Exception: categorical_logit_lpmf: log odds parameter[2] is nan, but must be finite!

My model returning the message:
‘Exception: categorical_logit_lpmf: log odds parameter[2] is nan, but must be finite! (in ‘test0825 copy 3.stan’, line 93, column 16 to column 66)’
here is the block that involves this error message.

            if (conte_it==0){
                vector[4] util = rep_vector(0,4);
                real rho = inv_logit(mit);
                real ur;
                ur =mean(Initiated[(ob-min(itd,14)+1):ob]);
                vector[3] nuse;
                for(j in 1:3){
                    nuse[j] = ur*(1-rho^condur[j])/(1-rho);
                    util[j+1] = -exp(-r*nuse[j]*mit+(r*nuse[j]^2/2*vit)) + intcept[j] + (Constatus[ob]==j+1)*restpar[5];
                }

                target += categorical_logit_lpmf(Choice[ob]|util);
            }

The model was able to sample, but the some of the parameter estimates do not converge. Here is the traceplot. How to deal with the ‘NA’ issue? Is the nonconvergence due to this problem?

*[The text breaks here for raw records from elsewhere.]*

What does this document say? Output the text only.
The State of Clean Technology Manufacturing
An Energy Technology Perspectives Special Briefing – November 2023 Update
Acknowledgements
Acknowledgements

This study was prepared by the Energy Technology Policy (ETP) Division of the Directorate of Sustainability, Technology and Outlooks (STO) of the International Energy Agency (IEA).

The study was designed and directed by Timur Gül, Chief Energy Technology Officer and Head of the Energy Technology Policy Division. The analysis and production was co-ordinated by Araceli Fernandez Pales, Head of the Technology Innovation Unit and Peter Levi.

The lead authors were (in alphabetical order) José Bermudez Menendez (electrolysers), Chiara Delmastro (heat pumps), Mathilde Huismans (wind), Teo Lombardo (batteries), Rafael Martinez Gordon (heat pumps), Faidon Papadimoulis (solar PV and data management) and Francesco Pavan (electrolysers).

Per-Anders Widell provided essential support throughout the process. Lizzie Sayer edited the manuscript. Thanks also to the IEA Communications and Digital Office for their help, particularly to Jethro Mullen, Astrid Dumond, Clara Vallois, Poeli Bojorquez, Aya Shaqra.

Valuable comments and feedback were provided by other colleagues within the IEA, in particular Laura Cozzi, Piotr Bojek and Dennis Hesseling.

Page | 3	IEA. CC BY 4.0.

Can you share the entire code?

Yes, sure. Here is the code.

data{
    int ncust;
    int nob;
    int nupdt;

    array[nob] int Initiate;
    array[nob] int Complete;
    array[nob] int Choice;
    array[nob] int Itd;
    array[nob] int Conidx;
    array[nob] int Dur;
    array[nob] int Contd;
    array[nob] int Conte;
    array[nob] int Constatus;
    array[nob] int Updt;
    array[nob] int updt_idx;
    array[nob] int updt_idx_ini;

    array[nupdt] real <lower=1e-500> Vit;
    array[nupdt] int Itd_updt;
    array[nupdt] int K;
}


parameters {
   real M;
   real<lower=0.01> V;
   real<lower=0.001> r;
   array[3] real restpar;
   array[nupdt] real Ms;
   array[3] real intcept;
}

transformed parameters {
   array[nupdt] real Ms_bar;
   array[nupdt] real<lower= 0> Vs_bar;
   array[nupdt] real <lower= 0> Vs;
   array[nupdt] real <lower= 0> sqrt_Vbar;
   
   for (up in 1:nupdt){
    real m0 = (Itd_updt[up]==1)? M:Ms[up-1];
    real v0 = (Itd_updt[up]==1)? 10:Vs[up-1];
    
    Vs[up] = 1/(1/v0 + K[up]/V);
    Vs_bar[up] = K[up]*Vs[up]^2/V;
    sqrt_Vbar[up] = sqrt(Vs_bar[up]);
    Ms_bar[up] = Vs[up]/v0*m0 + K[up]*Vs[up]/V*M;
   }
}

model{
    M ~ normal(2,1);
    V ~ lognormal(log(12),0.5);
    r ~ lognormal(log(2),0.5);
    //real r = 2;
    Ms ~ normal(Ms_bar,sqrt_Vbar);
    //row_vector[3] intcept=[-1,-1,-2];
    intcept ~ normal(-1,1);
    restpar ~ normal(1,1);

    row_vector[3] condur = [1,3,12];

    for (ob in 1:nob){
        int itd = Itd[ob];
        int conte_it = Conte[ob];
        int contd_it = Contd[ob];
        int conidx_it = Conidx[ob];
        int updt_idx_it = updt_idx[ob];
        int dur_it = Dur[ob];


        if (itd>1){
            target += bernoulli_logit_lpmf(Initiate[ob]|Ms[updt_idx_ini[ob]]*(conidx_it==0)+(contd_it*1.0/dur_it<=0.3)*restpar[1]+(conte_it*1.0/dur_it<=0.3)*restpar[2]);

            if (Initiate[ob]==1){
                target += bernoulli_logit_lpmf(Complete[ob]|M);
            }

            if(conte_it==0){
                vector[4] util = rep_vector(0,4);
                real mit = Ms[updt_idx_it];
                real rho = inv_logit(mit);
                real ur;
                ur = mean(Complete[(ob-min(itd,14)+1):ob]);
                vector[3] nuse;
                for(j in 1:3){
                    nuse[j] = ur*(1-rho^condur[j])/(1-rho);
                    util[j+1] = nuse[j]*mit - r*nuse[j]^2*Vs[updt_idx_it] + intcept[j] + (Constatus[ob]==j+1)*restpar[3];
                }
                real maxutil = max(util);
                target += categorical_logit_lpmf(Choice[ob]|util-maxutil);
            }

        }

    }

}

actually, I fixed some bug in the code. and it seems to converge now although the error message still pops up.
Exception: categorical_logit_lpmf: log odds parameter[2] is nan, but must be finite! (in ‘test0902.stan’, line 105, column 16 to column 74)
Exception: normal_lpdf: Scale parameter[1] is 0, but must be positive! (in ‘test0902.stan’, line 70, column 4 to column 34)
Exception: normal_lpdf: Scale parameter[1] is 0, but must be positive! (in ‘test0902.stan’, line 70, column 4 to column 34)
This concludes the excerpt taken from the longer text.